Gallien Sébastien, Perrodou Emmanuel, Carapito Christine, Deshayes Caroline, Reyrat Jean-Marc, Van Dorsselaer Alain, Poch Olivier, Schaeffer Christine, Lecompte Odile
Laboratoire de Spectrométrie de Masse Bio-Organique, IPHC-DSA, ULP, CNRS, UMR7178, 67 087 Strasbourg, France.
Genome Res. 2009 Jan;19(1):128-35. doi: 10.1101/gr.081901.108. Epub 2008 Oct 27.

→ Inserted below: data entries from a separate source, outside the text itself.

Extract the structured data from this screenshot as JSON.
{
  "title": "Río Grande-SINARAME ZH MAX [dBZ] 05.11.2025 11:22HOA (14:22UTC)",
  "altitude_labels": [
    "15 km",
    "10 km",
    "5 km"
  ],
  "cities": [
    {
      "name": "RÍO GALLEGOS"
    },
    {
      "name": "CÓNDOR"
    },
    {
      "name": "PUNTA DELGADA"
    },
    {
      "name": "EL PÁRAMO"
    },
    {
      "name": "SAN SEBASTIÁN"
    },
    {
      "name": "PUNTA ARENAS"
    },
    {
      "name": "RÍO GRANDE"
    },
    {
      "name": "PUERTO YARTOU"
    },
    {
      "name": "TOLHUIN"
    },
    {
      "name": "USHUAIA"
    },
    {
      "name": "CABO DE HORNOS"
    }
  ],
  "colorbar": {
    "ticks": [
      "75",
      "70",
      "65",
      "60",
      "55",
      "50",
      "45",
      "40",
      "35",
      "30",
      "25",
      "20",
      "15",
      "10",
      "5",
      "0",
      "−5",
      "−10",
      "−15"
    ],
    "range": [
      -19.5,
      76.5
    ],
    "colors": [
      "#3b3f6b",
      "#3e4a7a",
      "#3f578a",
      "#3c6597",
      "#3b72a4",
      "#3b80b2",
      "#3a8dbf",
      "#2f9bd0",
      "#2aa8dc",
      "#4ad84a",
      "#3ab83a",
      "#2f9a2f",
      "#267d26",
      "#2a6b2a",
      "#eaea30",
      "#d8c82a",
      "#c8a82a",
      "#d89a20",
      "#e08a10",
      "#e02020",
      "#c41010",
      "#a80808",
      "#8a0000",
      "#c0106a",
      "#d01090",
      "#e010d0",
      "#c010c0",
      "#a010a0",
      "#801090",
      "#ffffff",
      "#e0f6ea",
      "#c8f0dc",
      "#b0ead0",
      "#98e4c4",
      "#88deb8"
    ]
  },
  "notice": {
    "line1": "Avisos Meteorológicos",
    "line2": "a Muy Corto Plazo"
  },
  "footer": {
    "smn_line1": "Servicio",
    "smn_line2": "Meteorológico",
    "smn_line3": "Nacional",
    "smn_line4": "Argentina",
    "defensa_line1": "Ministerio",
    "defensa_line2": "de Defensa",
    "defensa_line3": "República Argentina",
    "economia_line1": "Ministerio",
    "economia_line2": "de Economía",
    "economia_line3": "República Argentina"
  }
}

The progress in sequencing technologies irrigates biology with an ever-increasing number of genome sequences. In most cases, the gene repertoire is predicted in silico and conceptually translated into proteins. As recently highlighted, the predicted genes exhibit frequent errors, particularly in start codons, with a serious impact on subsequent biological studies. A new "ortho-proteogenomic" approach is presented here for the annotation refinement of multiple genomes at once. It combines comparative genomics with an original proteomic protocol that allows the characterization of both N-terminal and internal peptides in a single experiment. This strategy was applied to the Mycobacterium genus with Mycobacterium smegmatis as the reference, and identified 946 distinct proteins, including 443 characterized N termini. These experimental data allowed the correction of 19% of the characterized start codons, the identification of 29 proteins missed during the annotation process, and the curation, thanks to comparative genomics, of 4328 sequences of 16 other Mycobacterium proteomes.
测序技术的进步为生物学注入了越来越多的基因组序列。在大多数情况下,基因库是通过计算机预测的,并在概念上转化为蛋白质。正如最近所强调的,预测的基因经常出现错误,特别是在起始密码子方面,这对后续的生物学研究产生了严重影响。本文提出了一种新的“正交蛋白质基因组学”方法,可一次性对多个基因组进行注释优化。它将比较基因组学与一种原始的蛋白质组学方案相结合,该方案允许在单个实验中对N端和内部肽段进行表征。以耻垢分枝杆菌为参考,将该策略应用于分枝杆菌属,鉴定出946种不同的蛋白质,包括443个已表征的N端。这些实验数据纠正了19%已表征的起始密码子,鉴定出注释过程中遗漏的29种蛋白质,并通过比较基因组学对其他16个分枝杆菌蛋白质组的4328个序列进行了整理。